Hawaii Cop Found Guilty of Killing Michigan Man; Lied About His Death

Jury convicts former Hawaii officer in Michigan man's death.

Hawaii Cop Found Guilty of Lying About Accident That Killed Michigan Man
Hawaii Island police officer Jody Buddemeyer was arrested on suspicion of negligent homicide after allegedly striking 63-year-old Jeffrey Surnow.

KAILUA-KONA, Hawaii – A jury has convicted a former Hawaii cop of killing a Michigan bicyclist in 2015 and lying about the accident. The Big Island officer was found guilty last week of misdemeanor negligent homicide after prosecutors said he struck and killed 63-year-old Jeffrey Surnow. Surnow, a Michigan resident, was out riding his bike in March 2015 when the officer, Jody Buddemeyer, struck him from behind.

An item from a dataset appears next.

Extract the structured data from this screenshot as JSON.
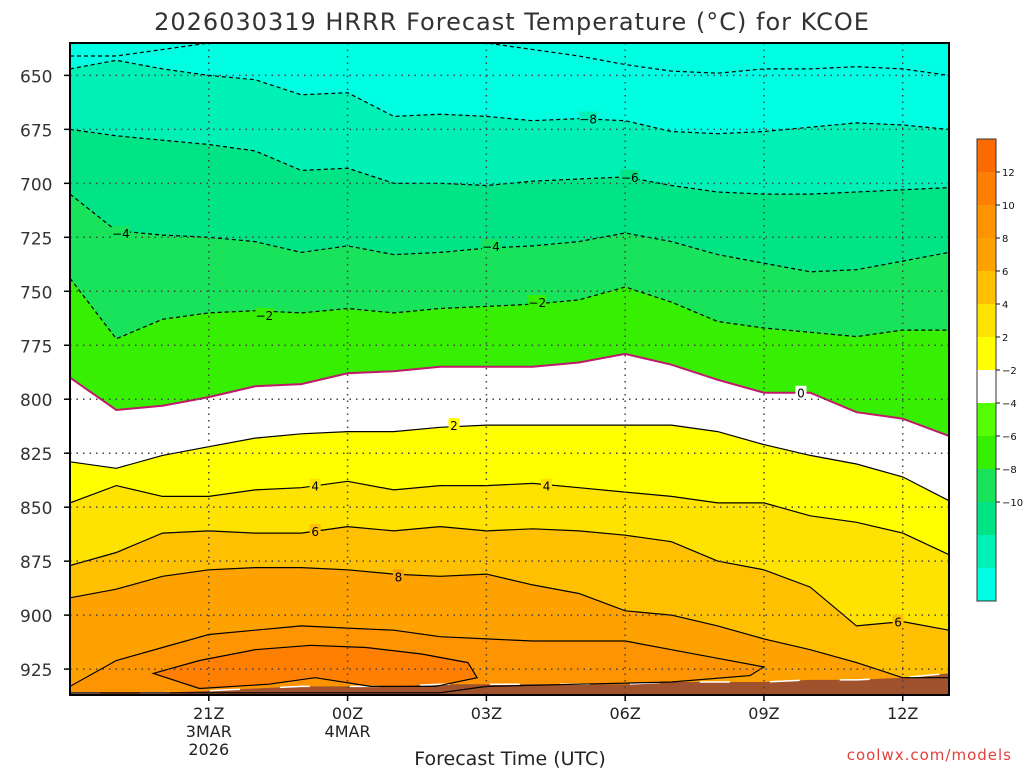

Hawaii Cop Found Guilty of Lying About Accident That Killed Michigan Man
Jody Buddemeyer cries during his testimony Thursday in Kona Circuit Court.

According to prosecutors, Buddemeyer fabricated the details of the accident telling dispatchers it was a hit-and-run. Buddemeyer even “methodically and thoughtfully” hid the broken parts of his car and claimed to investigators he hit a pig said Deputy Prosecutor Kauanoe Jackson. Despite the obvious evidence tampering, the jury found the Hawaii cop not guilty on that charge. They also found him not guilty on the charge of false reporting to law enforcement. The only saving grace was that the jury saw fit to find him guilty in the death of Surnow.

“I do appreciate the jury’s decision,” Jackson told West Hawaii Today. “The state understands it was a difficult case and believes the jury did their best with the evidence presented.”

Buddemeyer’s attorney, Brian De Lima, was dismayed by the verdict and argued his client was fatigued at the time of the crash due to working a double-shift.

“We appreciate the hard work of the jury in looking at the evidence and applying the law and respect their decision,” De Lima said following the hearing.

Buddemeyer’s sentencing hearing has been scheduled for Nov. 30th. He faces up to one year in prison for the misdemeanor negligent homicide conviction.

Surnow’s brother Jeffrey, also an avid long-distance cyclist, now avoids bike riding on open roads following his brother’s death.

“My views have changed since my brother died,” he said in 2017. “Speaking for myself, I no longer feel safe riding on the roads. I ride my mountain bike exclusively on trails free of cars.”